Combine the ingredients in a food processor. Process until the dough mixture leaves the sides of the bowl. Remove to a mixing bowl and knead by hand for a few minutes until smooth. (If the dough is too dry, add a few drops of water.) Divide into 4 equal parts and shape them into discs. Wrap in plastic wrap and let rest for 1 hour.
65 min
- 2.
Put the cheeses, salt, and pepper in a blender and pulse. Add the egg yolks and pulse until incorporated.
5 min
- 3.
Roll the discs of dough into thin sheets in a pasta machine. Arrange tablespoon-size dollops of the filling 1 1/2 inches apart on one of the sheets.

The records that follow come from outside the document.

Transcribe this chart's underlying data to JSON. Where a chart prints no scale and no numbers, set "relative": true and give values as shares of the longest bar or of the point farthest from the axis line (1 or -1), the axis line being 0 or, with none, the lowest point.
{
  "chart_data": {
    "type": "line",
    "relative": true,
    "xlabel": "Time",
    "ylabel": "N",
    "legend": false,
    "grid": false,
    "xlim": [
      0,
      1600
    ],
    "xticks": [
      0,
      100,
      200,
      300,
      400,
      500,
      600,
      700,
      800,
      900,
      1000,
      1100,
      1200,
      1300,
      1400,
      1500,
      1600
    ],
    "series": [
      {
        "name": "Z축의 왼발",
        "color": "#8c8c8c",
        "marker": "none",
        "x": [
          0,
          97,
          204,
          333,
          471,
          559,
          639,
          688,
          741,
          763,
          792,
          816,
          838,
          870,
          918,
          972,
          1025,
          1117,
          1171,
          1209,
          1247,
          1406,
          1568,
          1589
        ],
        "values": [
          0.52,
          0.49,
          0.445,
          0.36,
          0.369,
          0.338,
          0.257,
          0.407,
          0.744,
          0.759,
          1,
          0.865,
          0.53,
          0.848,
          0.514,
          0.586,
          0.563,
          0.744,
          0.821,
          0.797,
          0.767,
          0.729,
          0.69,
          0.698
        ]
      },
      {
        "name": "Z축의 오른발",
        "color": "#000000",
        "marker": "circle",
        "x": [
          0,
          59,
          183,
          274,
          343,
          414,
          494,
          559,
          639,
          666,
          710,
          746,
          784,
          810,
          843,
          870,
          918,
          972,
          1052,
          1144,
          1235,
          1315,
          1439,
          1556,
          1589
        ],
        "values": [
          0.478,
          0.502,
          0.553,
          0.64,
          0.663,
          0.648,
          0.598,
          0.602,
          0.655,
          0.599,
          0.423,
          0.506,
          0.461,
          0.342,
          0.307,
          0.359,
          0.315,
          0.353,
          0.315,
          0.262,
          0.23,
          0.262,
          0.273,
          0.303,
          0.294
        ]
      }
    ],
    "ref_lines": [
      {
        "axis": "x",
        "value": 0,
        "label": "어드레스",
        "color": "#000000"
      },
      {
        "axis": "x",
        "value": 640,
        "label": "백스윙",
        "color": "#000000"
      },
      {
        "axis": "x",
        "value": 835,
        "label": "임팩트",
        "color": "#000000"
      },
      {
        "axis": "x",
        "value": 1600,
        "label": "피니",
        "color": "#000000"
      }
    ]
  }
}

Brush a little egg white around each dollop, then place another sheet directly on top. Gently press around the filling to remove any air pockets and seal the sheets. Using a ravioli cutter or a knife, cut out ravioli squares. Sprinkle with flour to prevent the dough from sticking.
30 min
- 4.
Cook the ravioli in plenty of boiling salted water until they float to the top, 3 to 4 minutes. Drain well and toss with the Fresh tomato sauce . Garnish with the remaining chopped basil and serve immediately.